Rankin and Robinson celebrate Christmas Present in “Wrap It Up,” a rollicking tune destined to become a Holiday Kitchen Party staple. Inspired by a batch of Joy of Cooking eggnog that Rankin once, accidentally, made three-times too strong, “Wrap It Up” perfectly captures the joyful playfulness that makes her a fan-favourite during her live performances. She imbues Hugh Martin and Ralph Blane’s “Have Yourself a Merry Little Christmas” with similar levity and immense charm.
Rankin and MacKinnon didn’t set out to write a Christmas song with “Tale of the Lost Black Skimmer,” but realized the parallels between their story of a misplaced soul trying to find its way back home, and the imagery of Mary and Joseph searching for a safe place to bring their child into the world. This Christmas there continues to be millions of people displaced from their homes through war, “Tale of the Lost Black Skimmer” reminds us that one of the Christmas story’s most enduring, and pertinent teachings is to open our hearts to those in need, and to greet them with empathy, respect and friendship.

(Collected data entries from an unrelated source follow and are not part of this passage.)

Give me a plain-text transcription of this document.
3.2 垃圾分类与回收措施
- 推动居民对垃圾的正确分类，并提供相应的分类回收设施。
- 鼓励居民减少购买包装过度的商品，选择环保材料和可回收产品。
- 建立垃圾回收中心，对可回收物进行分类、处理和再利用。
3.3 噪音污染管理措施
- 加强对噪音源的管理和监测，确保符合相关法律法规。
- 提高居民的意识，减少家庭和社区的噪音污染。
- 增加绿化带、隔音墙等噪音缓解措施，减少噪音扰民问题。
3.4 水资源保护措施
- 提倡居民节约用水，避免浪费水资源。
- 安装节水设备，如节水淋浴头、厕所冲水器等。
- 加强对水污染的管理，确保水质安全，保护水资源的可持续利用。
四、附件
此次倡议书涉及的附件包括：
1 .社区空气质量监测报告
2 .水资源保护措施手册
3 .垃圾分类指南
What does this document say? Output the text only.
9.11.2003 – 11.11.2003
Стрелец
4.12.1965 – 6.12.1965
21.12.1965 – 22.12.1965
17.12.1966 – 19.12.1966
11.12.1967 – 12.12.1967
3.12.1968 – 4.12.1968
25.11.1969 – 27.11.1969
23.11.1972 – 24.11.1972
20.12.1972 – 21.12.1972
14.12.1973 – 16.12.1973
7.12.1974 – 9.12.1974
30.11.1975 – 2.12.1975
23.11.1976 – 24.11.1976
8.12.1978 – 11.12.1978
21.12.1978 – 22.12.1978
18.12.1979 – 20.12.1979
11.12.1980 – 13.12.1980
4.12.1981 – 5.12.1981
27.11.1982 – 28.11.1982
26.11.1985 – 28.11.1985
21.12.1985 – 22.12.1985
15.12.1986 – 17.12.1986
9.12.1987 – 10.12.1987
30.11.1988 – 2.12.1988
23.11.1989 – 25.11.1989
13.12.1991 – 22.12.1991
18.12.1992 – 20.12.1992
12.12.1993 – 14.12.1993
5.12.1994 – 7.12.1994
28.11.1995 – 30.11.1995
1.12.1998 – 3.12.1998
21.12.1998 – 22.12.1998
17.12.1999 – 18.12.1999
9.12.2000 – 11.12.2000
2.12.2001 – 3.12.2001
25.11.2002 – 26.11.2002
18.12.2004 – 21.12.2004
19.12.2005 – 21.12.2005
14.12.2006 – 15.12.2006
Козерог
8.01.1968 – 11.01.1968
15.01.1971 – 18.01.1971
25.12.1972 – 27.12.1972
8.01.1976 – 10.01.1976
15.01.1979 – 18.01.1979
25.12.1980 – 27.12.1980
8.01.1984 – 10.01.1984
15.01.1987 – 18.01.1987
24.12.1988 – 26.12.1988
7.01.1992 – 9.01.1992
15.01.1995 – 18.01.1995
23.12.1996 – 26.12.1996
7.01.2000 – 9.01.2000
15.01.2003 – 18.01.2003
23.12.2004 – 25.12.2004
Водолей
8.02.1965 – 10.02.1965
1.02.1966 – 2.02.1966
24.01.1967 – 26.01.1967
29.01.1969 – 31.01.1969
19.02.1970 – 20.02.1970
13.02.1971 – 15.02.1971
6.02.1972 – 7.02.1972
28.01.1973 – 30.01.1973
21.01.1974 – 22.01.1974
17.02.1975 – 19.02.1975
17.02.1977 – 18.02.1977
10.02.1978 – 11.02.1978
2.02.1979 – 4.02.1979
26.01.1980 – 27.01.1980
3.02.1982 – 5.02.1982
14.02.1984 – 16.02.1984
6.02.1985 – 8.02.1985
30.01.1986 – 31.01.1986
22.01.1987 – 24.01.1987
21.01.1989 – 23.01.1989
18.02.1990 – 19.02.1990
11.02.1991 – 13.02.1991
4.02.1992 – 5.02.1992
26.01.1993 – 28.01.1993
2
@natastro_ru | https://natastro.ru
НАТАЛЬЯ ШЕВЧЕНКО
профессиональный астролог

In the holiday spirit of friendship, Rankin has collaborated with her friend Latin Grammy/ Juno Award winner Alex Cuba (with whom she wrote “River of Nations,” with Andrea Menard, aboard the Canada C3 Expedition) on “Dark Eyes (Lullaby).” A mixture of Gaelic, Spanish and English lyrics, the song is an imagining of a lullaby that a mother might sing to her newborn, having given birth under precarious circumstances and facing an uncertain future. “Dark Eyes (Lullaby)” focuses as much on the courage and strength of the young mother, as on the birth of the baby, and the hope and promise he represents. It also is at once specific to the Nativity story, and a universal meditation on the incredible power of a mother’s love. She also sings her friend David Tyson’s haunting “A Text to God,” which plays with how we reconcile the ancient traditions and rituals of Christmas with our Contemporary age.
Rankin’s thoughtful wish for Christmas Future is the album’s title track, John Lennon’s “Imagine,” which dares to dream of a world devoid of greed, where all people can live in peace.
In all, Imagine captures the full depth of emotions evoked at Christmas, a time for introspection, serenity, wonder, jubilation, coziness and wishes for the coming year.